To construct a long non-coding RNA (lncRNA) model based on ferroptosis and predict the prognosis of non-small cell lung cancer (NSCLC) patients after radiotherapy, to develop a comprehensive framework that integrates genomic data with clinical outcomes, and to identify lncRNA associated with ferroptosis and evaluate their predictive power for patient survival and progression-free survival following radiotherapy.
This study commenced by acquiring standardized transcriptome data from primary tumors and normal tissues, along with corresponding clinical information, from the cancer genome atlas (TCGA) database.
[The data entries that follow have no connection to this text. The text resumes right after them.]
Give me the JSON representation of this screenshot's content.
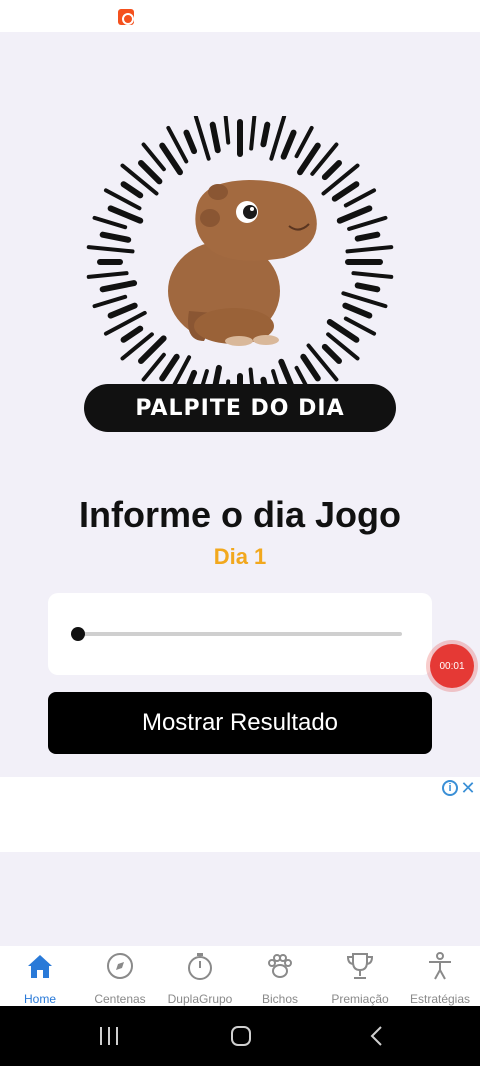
{
  "hero": {
    "banner_text": "PALPITE DO DIA",
    "image": "capybara-illustration"
  },
  "main": {
    "heading": "Informe o dia Jogo",
    "day_label": "Dia 1",
    "slider": {
      "value": 1,
      "min": 1,
      "max": 31
    },
    "show_result_button": "Mostrar Resultado"
  },
  "overlay": {
    "recorder_time": "00:01"
  },
  "ad": {
    "info_icon": "info-icon",
    "close_icon": "close-icon"
  },
  "bottom_nav": {
    "items": [
      {
        "label": "Home",
        "icon": "home-icon",
        "active": true
      },
      {
        "label": "Centenas",
        "icon": "compass-icon",
        "active": false
      },
      {
        "label": "DuplaGrupo",
        "icon": "stopwatch-icon",
        "active": false
      },
      {
        "label": "Bichos",
        "icon": "paw-icon",
        "active": false
      },
      {
        "label": "Premiação",
        "icon": "trophy-icon",
        "active": false
      },
      {
        "label": "Estratégias",
        "icon": "person-icon",
        "active": false
      }
    ]
  },
  "colors": {
    "accent": "#2a7ad8",
    "day_label": "#f2a81d",
    "background": "#f2f0f8"
  }
}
This dataset provided a robust foundation for identifying differentially expressed genes (DEGs) related to ferroptosis. These analyses helped pinpoint specific pathways and biological processes involved in ferroptosis, such as glutathione metabolism, lipid signaling, oxidative stress, and reactive oxygen species (ROS) metabolism. Subsequently, univariate and multivariate Cox regression analyses were conducted to construct a predictive model based on lncRNA associated with ferroptosis. The goal was to differentiate between the high-risk and low-risk groups of NSCLC patients who had undergone radiotherapy. By incorporating these lncRNA into the model, we aimed to provide a more accurate prediction of patient outcomes. The performance of the model was validated by comparing the survival rates and progression-free survival between the high-risk and low-risk groups. Additionally, differences in gene expression patterns and pathway activities between these two groups were examined to further validate the model's effectiveness.
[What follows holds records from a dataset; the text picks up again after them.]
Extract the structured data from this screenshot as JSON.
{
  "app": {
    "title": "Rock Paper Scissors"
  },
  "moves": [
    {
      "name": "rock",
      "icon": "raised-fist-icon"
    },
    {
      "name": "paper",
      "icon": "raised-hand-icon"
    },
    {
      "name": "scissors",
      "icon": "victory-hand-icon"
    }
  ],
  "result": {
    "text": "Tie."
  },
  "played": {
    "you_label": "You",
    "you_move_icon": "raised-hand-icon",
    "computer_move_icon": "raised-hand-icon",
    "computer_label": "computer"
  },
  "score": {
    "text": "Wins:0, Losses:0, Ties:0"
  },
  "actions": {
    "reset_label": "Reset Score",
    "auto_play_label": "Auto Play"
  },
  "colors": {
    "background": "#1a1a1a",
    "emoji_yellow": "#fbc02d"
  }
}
Our analysis revealed that the differentially expressed genes related to ferroptosis were significantly enriched in several key pathways, including ferroptosis itself, glutathione metabolism, lipid signaling, and processes involving oxidative stress and ROS metabolism. Based on these findings, we constructed a prognostic model using 14 lncRNA that showed strong associations with ferroptosis. Further data analysis demonstrated that these lncRNA could independently predict the prognosis of NSCLC patients after radiotherapy. Specifically, age, stage, and gender were used as clinical pathological variables, and the results indicated that the high-risk group of NSCLC patients had a poorer prognosis following radiotherapy. This finding underscores the potential of the model to serve as a valuable tool for predicting prognosis for NSCLC patients undergoing radiotherapy.
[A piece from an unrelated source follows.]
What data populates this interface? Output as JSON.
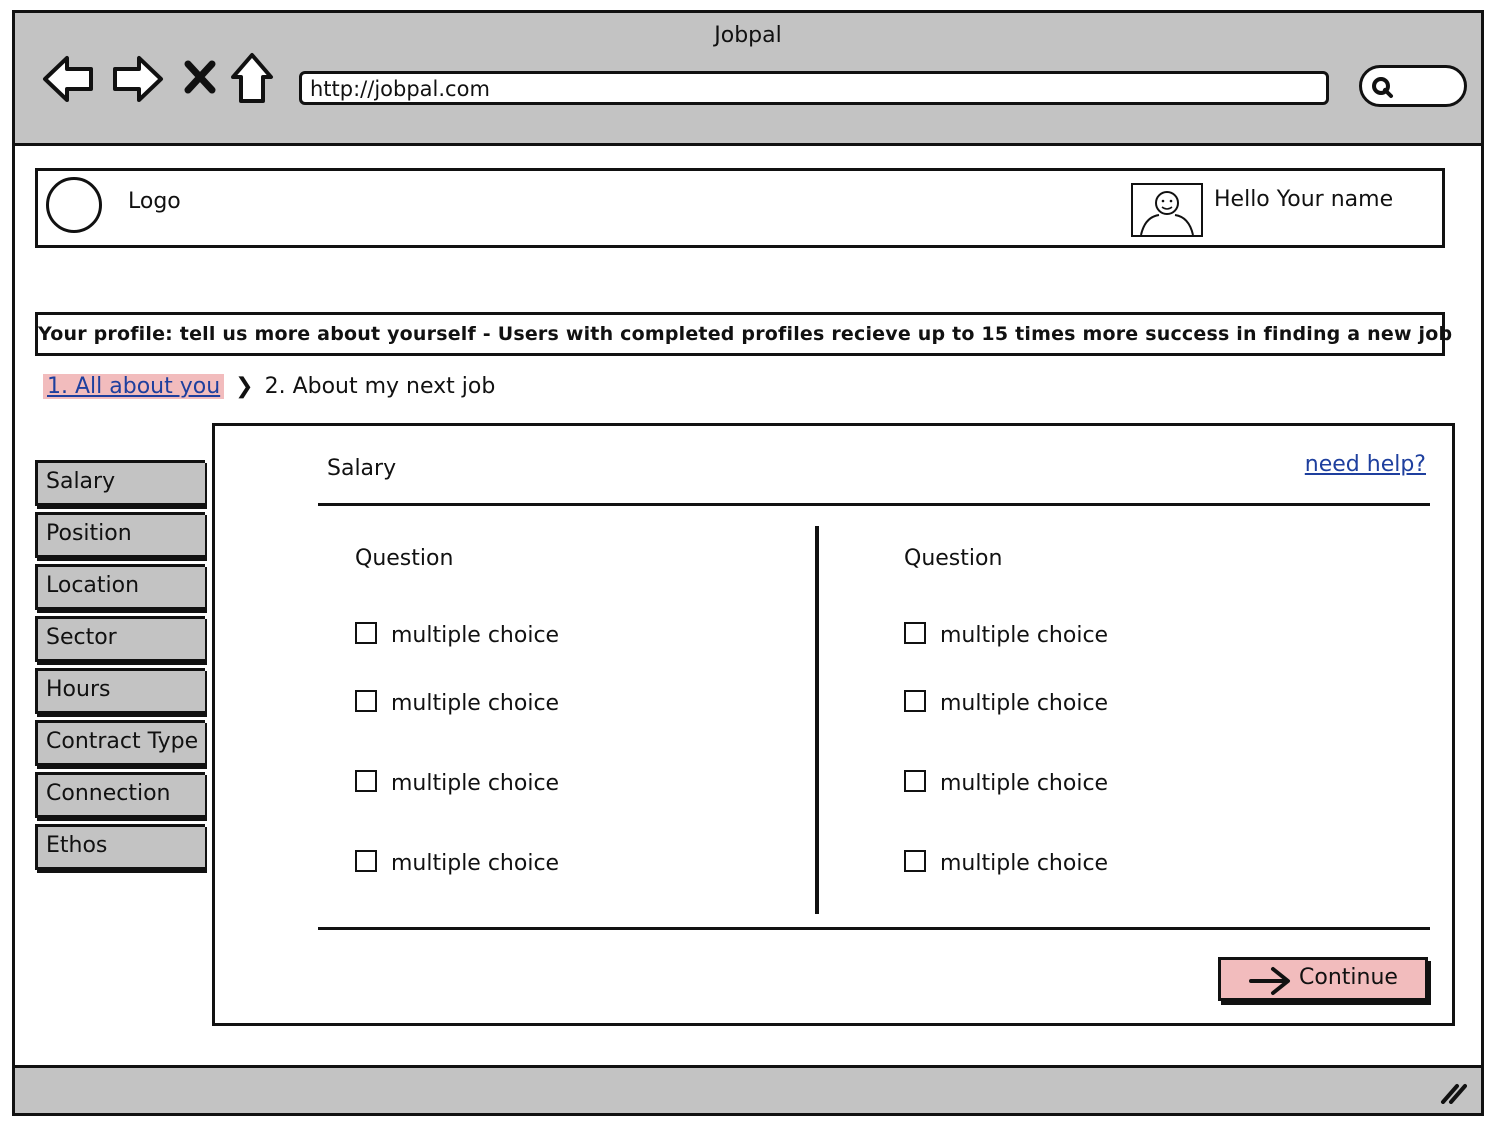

The risk model developed in this study can independently predict the prognosis of NSCLC patients after radiotherapy. This model provides a solid basis for understanding the role of ferroptosis-related lncRNA in the prognosis of NSCLC patients following radiotherapy. Furthermore, it offers clinical guidance for combining radiotherapy with ferroptosis-targeted treatments, potentially improving therapeutic outcomes for NSCLC patients. The integration of genomic and clinical data in this study highlights the importance of personalized medicine approaches in oncology, paving the way for more precise and effective treatment strategies.
构建基于铁死亡的长链非编码RNA(lncRNA)模型,预测非小细胞肺癌(NSCLC)患者放疗后的预后,建立一个将基因组数据与临床结果相结合的综合框架,识别与铁死亡相关的lncRNA,并评估它们对放疗后患者生存和无进展生存的预测能力。
本研究首先从癌症基因组图谱(TCGA)数据库获取原发性肿瘤和正常组织的标准化转录组数据以及相应的临床信息。该数据集为识别与铁死亡相关的差异表达基因(DEGs)提供了坚实基础。这些分析有助于确定铁死亡所涉及的特定途径和生物学过程,如谷胱甘肽代谢、脂质信号传导、氧化应激和活性氧(ROS)代谢。随后,进行单变量和多变量Cox回归分析,以构建基于与铁死亡相关的lncRNA的预测模型。目的是区分接受放疗的NSCLC患者的高风险组和低风险组。通过将这些lncRNA纳入模型,我们旨在更准确地预测患者的预后。通过比较高风险组和低风险组的生存率和无进展生存率来验证模型的性能。此外,检查这两组之间基因表达模式和途径活性的差异,以进一步验证模型的有效性。
我们的分析表明,与铁死亡相关的差异表达基因在几个关键途径中显著富集,包括铁死亡本身、谷胱甘肽代谢、脂质信号传导以及涉及氧化应激和ROS代谢的过程。基于这些发现,我们使用14个与铁死亡有强关联的lncRNA构建了一个预后模型。进一步的数据分析表明,这些lncRNA可以独立预测NSCLC患者放疗后的预后。具体而言,将年龄、分期和性别作为临床病理变量,结果表明NSCLC患者的高风险组放疗后的预后较差。这一发现强调了该模型作为预测接受放疗的NSCLC患者预后的有价值工具的潜力。
本研究开发的风险模型可以独立预测NSCLC患者放疗后的预后。该模型为理解铁死亡相关lncRNA在NSCLC患者放疗后预后中的作用提供了坚实基础。此外,它为放疗与铁死亡靶向治疗相结合提供了临床指导,有可能改善NSCLC患者的治疗效果。本研究中基因组和临床数据的整合突出了肿瘤学中个性化医疗方法的重要性,为更精确和有效的治疗策略铺平了道路。